What mobile gaming can do for climate action

Nicole Possin

As EDF’s creative director, Nicole oversees communications projects that support and extend our environmental work.
Published May 15, 2015 in ClimatePartnerships

The challenge of averting climate catastrophe is hardly a matter of fun and games, even if solving big environmental challenges requires us to reach hearts and minds.

Such engagement doesn’t always come easy for science-based, facts-loving environmentalists.

So when prominent game development company Zig Zag Zoom came to us to collaborate on a game with a climate change premise - and offering an opportunity to integrate clean energy themes to boot -  we jumped at the chance.

The exploding medium of mobile gaming offers a huge megaphone with immense reach. Just consider this:

  • The global game market is now worth $25 billion and expected to grow to $40 billion by 2017.
  • The United States alone counts 219 million mobile game users.
  • The average American spends 2 hours and 40 minutes daily on a mobile device; 45 minutes of that time playing games.
  • Games are the No. 1 revenue-generator and time spent on smartphones.
  • The gaming audience goes beyond youth: Growing markets include adults aged 35-65.
  • Mobile was the only media type to grow in total U.S. consumer minutes spent between 2012 and 2014.

So why is the rational, science-based organization I work for involved with something like this?
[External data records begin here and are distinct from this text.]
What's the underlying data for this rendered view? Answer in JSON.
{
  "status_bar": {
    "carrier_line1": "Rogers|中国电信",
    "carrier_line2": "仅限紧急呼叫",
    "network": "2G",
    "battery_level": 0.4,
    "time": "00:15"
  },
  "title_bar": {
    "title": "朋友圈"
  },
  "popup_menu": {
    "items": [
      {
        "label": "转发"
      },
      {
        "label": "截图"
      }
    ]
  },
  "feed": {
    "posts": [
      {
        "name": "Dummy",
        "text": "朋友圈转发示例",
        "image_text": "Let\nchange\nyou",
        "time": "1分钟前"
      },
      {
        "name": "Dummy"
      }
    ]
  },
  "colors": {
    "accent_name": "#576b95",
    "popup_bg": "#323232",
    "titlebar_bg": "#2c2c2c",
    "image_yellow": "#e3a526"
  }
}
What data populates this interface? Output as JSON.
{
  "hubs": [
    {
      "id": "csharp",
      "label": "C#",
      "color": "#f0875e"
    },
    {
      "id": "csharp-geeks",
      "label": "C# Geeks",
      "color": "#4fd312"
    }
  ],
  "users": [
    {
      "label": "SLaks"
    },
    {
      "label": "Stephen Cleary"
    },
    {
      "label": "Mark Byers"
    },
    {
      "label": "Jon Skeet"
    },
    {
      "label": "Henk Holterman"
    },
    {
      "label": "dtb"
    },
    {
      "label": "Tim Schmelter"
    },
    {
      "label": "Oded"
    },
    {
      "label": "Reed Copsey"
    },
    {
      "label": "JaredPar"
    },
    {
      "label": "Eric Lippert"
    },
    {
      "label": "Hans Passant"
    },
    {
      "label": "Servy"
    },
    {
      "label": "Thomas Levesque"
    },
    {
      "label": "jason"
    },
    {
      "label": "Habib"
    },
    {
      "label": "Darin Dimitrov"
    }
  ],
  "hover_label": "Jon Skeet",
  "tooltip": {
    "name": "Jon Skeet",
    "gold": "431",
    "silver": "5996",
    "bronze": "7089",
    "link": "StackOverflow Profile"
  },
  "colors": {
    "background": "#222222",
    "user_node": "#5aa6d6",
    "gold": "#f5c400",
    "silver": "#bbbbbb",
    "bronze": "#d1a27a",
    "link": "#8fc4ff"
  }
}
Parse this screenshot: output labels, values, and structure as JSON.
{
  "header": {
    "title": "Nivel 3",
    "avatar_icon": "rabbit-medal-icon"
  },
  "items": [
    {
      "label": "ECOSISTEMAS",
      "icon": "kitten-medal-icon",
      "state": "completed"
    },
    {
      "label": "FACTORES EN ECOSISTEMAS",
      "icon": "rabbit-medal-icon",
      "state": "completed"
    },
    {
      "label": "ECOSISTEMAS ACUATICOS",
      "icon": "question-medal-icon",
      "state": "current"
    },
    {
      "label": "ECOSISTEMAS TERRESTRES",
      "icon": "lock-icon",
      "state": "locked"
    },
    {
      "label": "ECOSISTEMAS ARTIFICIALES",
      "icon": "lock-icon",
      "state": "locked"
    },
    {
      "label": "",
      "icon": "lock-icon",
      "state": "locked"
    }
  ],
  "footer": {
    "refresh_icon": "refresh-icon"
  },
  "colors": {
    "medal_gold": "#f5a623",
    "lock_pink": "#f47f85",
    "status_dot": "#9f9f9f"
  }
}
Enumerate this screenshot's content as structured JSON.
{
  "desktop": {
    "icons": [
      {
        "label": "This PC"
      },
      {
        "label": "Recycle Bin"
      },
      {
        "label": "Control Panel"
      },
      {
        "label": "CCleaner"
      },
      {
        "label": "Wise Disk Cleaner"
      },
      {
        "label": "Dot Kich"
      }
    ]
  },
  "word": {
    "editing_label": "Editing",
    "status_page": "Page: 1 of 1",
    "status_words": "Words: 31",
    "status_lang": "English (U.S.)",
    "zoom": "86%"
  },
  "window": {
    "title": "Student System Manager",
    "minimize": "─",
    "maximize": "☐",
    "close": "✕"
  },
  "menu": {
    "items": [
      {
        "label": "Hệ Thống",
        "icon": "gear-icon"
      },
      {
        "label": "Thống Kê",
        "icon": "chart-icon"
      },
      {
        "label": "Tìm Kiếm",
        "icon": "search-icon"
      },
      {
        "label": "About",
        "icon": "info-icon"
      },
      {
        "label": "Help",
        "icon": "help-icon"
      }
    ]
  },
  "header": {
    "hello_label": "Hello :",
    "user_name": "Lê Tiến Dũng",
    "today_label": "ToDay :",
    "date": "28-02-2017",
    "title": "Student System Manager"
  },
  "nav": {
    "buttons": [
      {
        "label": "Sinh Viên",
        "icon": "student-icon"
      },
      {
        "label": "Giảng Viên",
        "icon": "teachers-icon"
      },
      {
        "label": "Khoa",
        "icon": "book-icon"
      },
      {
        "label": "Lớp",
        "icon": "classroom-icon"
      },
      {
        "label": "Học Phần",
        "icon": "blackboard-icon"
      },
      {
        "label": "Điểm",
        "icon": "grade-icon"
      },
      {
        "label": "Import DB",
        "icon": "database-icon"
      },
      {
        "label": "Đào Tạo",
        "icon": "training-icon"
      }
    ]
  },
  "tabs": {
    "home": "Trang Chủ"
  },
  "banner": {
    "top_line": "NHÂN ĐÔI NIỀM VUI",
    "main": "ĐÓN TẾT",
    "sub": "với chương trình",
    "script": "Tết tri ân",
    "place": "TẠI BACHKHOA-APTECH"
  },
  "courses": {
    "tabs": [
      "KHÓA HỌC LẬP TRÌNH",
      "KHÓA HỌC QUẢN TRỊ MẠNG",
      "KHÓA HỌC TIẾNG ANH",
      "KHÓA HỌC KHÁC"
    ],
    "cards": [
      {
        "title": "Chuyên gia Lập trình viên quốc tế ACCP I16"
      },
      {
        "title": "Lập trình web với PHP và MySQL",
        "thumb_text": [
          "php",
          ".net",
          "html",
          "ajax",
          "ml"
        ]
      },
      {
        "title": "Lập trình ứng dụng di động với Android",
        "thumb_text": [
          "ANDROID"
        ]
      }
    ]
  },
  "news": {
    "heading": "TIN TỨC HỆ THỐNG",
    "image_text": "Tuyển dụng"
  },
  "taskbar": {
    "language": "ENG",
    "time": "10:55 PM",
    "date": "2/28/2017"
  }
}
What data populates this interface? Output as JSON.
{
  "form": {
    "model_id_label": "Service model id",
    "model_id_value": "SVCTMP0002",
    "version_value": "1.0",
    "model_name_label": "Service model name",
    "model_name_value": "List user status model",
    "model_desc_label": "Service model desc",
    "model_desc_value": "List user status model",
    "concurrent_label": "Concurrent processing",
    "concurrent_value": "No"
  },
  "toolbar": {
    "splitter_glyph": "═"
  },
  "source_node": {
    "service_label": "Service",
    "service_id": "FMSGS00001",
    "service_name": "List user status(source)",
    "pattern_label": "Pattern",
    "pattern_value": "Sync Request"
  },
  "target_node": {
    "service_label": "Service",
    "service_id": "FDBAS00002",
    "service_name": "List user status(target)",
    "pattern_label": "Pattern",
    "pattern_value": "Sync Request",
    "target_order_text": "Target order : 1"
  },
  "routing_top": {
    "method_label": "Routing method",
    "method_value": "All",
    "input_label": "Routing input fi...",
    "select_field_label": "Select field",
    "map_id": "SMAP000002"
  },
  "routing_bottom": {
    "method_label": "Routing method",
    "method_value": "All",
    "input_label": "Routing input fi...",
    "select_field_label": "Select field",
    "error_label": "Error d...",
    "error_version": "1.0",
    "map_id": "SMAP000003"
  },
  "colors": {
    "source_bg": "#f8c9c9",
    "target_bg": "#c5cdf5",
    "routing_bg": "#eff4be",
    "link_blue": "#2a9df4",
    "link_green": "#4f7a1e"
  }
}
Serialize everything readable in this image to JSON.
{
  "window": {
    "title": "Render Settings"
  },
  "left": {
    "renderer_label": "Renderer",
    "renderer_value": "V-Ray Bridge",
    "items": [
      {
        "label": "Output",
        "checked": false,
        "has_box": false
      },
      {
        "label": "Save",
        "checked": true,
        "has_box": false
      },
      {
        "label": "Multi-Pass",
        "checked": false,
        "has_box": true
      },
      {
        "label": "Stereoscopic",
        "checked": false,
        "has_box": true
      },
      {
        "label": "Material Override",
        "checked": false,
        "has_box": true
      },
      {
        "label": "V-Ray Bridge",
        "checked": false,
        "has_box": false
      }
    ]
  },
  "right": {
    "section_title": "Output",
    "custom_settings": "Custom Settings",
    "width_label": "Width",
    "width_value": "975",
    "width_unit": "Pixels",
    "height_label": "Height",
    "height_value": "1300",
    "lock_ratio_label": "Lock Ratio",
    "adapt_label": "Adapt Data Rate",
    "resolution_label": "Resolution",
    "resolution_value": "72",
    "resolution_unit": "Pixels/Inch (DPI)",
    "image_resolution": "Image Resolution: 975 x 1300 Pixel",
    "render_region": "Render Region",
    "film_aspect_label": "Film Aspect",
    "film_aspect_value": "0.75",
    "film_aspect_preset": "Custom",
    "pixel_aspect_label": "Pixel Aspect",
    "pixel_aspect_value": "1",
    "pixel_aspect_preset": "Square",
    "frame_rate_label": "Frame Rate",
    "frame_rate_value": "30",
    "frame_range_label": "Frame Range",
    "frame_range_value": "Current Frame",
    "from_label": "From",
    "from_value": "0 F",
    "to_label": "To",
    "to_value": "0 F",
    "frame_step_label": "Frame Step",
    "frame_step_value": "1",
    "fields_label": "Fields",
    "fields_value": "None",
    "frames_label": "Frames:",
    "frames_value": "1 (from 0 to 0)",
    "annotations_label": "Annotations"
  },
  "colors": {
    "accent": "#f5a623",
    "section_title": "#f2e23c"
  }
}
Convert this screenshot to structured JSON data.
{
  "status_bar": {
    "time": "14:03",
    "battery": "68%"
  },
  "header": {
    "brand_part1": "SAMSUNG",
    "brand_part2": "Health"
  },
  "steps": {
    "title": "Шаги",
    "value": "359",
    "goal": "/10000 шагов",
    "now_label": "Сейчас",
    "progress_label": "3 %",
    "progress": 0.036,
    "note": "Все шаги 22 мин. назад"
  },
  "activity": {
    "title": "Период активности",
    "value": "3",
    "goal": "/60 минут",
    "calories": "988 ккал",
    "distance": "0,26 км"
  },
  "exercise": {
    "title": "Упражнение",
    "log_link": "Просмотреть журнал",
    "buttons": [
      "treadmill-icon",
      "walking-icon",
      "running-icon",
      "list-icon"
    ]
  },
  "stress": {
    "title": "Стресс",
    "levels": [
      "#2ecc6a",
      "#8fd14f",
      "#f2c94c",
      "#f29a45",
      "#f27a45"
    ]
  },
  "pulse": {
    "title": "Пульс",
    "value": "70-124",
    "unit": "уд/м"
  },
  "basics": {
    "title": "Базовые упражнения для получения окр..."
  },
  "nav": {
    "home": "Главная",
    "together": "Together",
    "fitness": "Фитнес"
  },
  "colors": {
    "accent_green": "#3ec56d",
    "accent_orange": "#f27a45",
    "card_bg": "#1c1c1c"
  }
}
Because if addictively entertaining games are where millions of people are spending their time, we want to be there, too, inviting them to learn about and engage with our issues – on their terms.

In Towering Oceans, gamers find themselves living on boats after climate change causes a dramatic rise in sea levels. (Note: It’s happening in the real world, too.) Game players build their boat into a self-contained mini-community, as players pick up other characters and create an efficient ship.

If addictively entertaining games are where millions of people are spending their time, we want to be there, too.

It’s not new for non-profits to create game-like experiences. There are many examples of “edutainment” games. The problem is, issue-based experiences centered around facts and figures often only speak to those already poised to listen.

To extend our reach, we need to partner with gaming experts who know their own audiences better than we do - and who have experience connecting meaningfully.

Zig Zag Zoom, a company founded by former Disney Interactive executives, artists, game designers and programmers; opened the door. 

One of the company’s new mobile games, Tree Story, promotes actual tree plantings. Its sister app in Korea already boasts 1 million loyal users whose play has resulted in nearly 500,000 real trees planted in 73 forests across 10 countries.

Users of Towering Oceans, now available on the iTunes App Store, have also responded with enthusiasm. They like the myriad of ways they can outfit their ships and its residents through multiple levels, and the game’s sophisticated 3D graphics and detailed customization.

And let’s not forget they can fuel their boat engine with recycled material and upgrade it to run on sustainable power, earning points in the process.

Will these users grow into an army of environmental supporters in the mobile universe? We hope so.